While most of the rest of the world seems to be aiming for consolidation, the consensus for Europe (at least, from the users of infrastructures) prefers competition. As the focus of the discussion was on settlement, this implies that the current settlement infrastructure ought to consolidate down to a small number, say, 3-4 CSDs that will compete with each other by holding down prices and stimulating innovation. However, if this competition is to be effective, it needs to be competition across the whole continent. Consolidation onto one CSD for north-west Europe, one for central Europe and one for southern Europe, for example, would not result in true competition. They would just divide the market rather than fight over it.

The difficulty in arriving at this result is that in order to compete head-to-head, CSDs need access to the same raw material – in their case, issues of securities. And at present access to issuers is controlled by national CSDs. If a foreign CSD wants to hold Spanish, German or French securities, for example, it needs to hold them in the Spanish, German or French CSD and pay a fee to that CSD for doing so. The “home” CSD will thus always have an advantage in offering the securities issued into it.
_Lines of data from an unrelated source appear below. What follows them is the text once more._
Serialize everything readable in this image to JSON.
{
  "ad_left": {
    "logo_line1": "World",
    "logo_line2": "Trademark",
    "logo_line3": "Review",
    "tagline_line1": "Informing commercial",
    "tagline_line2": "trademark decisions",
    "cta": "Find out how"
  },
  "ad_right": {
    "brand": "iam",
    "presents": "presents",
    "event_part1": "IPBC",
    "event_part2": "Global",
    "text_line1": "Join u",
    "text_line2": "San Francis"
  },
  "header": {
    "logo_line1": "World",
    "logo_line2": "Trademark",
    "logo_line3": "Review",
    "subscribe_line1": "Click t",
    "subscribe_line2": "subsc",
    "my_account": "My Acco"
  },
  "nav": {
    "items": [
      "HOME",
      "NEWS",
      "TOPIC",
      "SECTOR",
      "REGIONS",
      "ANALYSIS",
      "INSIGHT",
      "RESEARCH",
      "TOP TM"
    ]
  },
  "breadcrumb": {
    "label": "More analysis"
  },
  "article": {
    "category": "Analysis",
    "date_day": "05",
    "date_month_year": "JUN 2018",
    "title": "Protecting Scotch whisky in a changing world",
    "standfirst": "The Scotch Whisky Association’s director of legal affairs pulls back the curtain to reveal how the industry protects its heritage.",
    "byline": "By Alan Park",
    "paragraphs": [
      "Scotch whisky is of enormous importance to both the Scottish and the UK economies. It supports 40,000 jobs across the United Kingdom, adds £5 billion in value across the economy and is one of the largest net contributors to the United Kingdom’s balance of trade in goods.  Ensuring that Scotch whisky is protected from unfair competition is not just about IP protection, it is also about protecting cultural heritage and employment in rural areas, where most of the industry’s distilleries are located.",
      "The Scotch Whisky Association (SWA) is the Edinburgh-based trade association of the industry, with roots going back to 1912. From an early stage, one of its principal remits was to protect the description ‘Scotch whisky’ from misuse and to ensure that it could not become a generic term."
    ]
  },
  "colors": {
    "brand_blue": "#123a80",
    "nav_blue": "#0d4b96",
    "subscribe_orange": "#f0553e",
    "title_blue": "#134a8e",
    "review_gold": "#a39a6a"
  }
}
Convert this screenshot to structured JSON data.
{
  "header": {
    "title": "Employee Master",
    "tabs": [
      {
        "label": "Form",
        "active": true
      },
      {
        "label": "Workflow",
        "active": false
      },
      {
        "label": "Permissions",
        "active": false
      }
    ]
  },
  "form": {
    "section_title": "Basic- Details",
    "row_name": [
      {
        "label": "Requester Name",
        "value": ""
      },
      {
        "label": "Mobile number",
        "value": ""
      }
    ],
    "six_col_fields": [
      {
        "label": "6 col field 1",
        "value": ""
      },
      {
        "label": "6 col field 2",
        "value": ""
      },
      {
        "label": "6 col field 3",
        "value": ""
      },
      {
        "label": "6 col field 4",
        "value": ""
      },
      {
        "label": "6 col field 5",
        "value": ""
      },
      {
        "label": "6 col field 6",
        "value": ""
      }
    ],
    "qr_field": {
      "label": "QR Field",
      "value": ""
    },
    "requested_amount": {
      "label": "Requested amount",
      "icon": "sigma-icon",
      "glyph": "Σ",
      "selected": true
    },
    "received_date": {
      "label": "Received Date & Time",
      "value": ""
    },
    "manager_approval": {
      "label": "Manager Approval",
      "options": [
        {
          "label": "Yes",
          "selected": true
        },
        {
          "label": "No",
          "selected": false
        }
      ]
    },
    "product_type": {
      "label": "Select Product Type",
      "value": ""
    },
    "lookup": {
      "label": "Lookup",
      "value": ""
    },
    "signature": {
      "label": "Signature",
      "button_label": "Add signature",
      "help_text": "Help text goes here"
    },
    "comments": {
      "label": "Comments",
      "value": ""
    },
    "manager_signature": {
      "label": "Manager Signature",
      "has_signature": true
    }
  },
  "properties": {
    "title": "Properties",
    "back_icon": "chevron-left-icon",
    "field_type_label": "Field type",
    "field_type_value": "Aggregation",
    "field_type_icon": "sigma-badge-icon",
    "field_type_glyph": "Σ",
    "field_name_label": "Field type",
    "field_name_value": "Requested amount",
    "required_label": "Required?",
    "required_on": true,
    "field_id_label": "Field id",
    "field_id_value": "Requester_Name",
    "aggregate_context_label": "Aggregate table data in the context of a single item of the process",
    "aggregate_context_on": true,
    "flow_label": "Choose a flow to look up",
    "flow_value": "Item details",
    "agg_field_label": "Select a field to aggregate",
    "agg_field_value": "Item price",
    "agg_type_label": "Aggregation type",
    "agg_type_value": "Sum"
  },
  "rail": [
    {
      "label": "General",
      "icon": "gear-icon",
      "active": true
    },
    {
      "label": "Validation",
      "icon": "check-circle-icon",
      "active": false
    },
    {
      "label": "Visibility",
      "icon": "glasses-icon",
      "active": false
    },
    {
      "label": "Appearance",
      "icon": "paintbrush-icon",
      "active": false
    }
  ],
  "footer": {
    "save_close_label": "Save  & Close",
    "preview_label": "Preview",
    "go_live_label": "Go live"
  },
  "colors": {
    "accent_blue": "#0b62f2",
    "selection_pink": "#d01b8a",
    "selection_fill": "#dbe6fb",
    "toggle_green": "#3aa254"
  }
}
The key to creating an environment in which there is true competition between CSDs across the continent, therefore, lies in opening up access to issuers. Fortunately, there is a provision in the consultation paper on CSD legislation that would give issuers freedom of choice over the CSD into which their shares are issued. The practical implementation of the proposal, is of course, horribly complicated, because of differences between countries which are rooted in company law, such as whether or not shares or registered, whether they are immobilised or dematerialised and so on. In a separate discussion paper, the Commission has suggested that the freedom to choose CSD could be limited to issues traded on a regulated market and they would still need to comply with the requirements of the governing law of the issue.

In spite of the practical difficulties, however, this seems an admirable objective worth striving for, both to open the door to competition among CSDs and, not least, to bring benefits to issuers, who generally gain least from developments in financial markets, even though without them the markets could not exist.